Why do credit card companies not warn you?

It does not have to be. According to Forbes, the 2009 Credit Card Act states that creditors must notify lenders of 45 days of major changes to the terms of their accounts, but the courts have subsequently ruled that credit card cancellation is not applicable due to inactivity. This does not mean that banks do not give you 30 days notice (some laws of the state do requires it), it is just not guaranteed.

Also according to ForbesAs banks lose up to $ 100 per year per inactive card, they are encouraged to close accounts. This may explain why the range of acceptable inactivity varies from a few months to a few years, even though it is usually a year (if your card has an annual fee, it is less likely to be closed as a free card ).

That being said, if you are unsure about the policies of your card, your agreement with the terms and conditions of your card should include information on how they handle inactive accounts.

Why does it matter?

Unexpectedly closing a credit card can seriously damage your creditworthiness, sometimes at the worst possible time, such as when you are about to apply for a loan. This is because 55% of your credit score is based on how much unused credit you have available, the average age of your credit lines and the credit mix you have (e.g. mortgage loans, car loans, credit cards). If you suddenly lose a card, these categories are affected.

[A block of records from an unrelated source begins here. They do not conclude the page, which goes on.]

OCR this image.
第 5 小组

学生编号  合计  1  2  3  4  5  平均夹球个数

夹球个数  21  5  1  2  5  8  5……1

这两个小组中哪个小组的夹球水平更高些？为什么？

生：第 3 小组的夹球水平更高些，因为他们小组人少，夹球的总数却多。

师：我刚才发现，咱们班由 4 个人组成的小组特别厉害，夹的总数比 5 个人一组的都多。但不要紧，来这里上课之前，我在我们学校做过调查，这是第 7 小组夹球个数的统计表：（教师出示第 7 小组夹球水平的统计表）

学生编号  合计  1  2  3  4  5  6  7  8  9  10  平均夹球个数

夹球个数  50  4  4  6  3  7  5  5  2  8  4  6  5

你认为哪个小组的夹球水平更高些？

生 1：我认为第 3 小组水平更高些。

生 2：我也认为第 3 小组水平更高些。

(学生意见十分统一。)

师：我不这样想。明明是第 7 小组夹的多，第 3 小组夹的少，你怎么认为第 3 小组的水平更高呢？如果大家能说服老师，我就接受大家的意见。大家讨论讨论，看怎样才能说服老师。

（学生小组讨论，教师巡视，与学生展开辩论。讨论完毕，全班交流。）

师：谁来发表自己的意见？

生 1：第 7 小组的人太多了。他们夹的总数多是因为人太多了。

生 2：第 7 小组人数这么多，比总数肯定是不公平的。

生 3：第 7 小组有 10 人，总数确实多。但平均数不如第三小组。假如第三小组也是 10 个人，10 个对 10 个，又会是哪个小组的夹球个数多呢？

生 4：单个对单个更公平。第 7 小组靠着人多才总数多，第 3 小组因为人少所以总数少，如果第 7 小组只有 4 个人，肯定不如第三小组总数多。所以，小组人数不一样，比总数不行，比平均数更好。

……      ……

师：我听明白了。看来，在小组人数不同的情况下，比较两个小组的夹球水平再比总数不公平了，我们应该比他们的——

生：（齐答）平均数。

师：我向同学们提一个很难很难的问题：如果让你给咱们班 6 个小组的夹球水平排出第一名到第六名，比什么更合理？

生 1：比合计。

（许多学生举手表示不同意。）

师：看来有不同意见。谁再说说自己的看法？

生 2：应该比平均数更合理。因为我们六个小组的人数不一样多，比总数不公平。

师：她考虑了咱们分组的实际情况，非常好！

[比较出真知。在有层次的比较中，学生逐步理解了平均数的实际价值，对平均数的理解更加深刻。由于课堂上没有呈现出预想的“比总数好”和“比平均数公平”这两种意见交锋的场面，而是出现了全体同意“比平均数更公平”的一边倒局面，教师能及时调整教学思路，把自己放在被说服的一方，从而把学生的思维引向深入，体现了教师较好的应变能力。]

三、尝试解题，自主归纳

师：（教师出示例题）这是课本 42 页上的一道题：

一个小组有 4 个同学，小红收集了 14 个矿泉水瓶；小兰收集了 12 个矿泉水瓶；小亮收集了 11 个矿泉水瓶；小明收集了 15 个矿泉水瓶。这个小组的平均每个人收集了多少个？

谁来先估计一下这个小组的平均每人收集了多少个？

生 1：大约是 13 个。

Some research suggests that, at least anecdotally, a closed credit card can lower your credit score by approximately 100 points.

What is the best way to prevent an inactive card?

The obvious answer is to use each of your credit cards for at least one purchase every few months, but it can be easy to forget unless you make a point of it, especially if you are not bringing all your cards with you.

Instead, a simpler approach is “set and forget” to plan your card so that it pays for a cheap, recurring subscription you already have. If it’s an invalid entry – say every three or six months – even better. In my case, I use an old card to pay for my Spotify subscription automatically – and nothing else. I also set up my card so that my checking account automatically pays the balance every month, just in case I forget that the card exists (since it’s buried somewhere in a drawer).

By doing so, I actually only use my longest credit card (more than ten years) for the credit history, and to a lesser extent for the extra total credit, entirely to keep my credit score increased. And it works.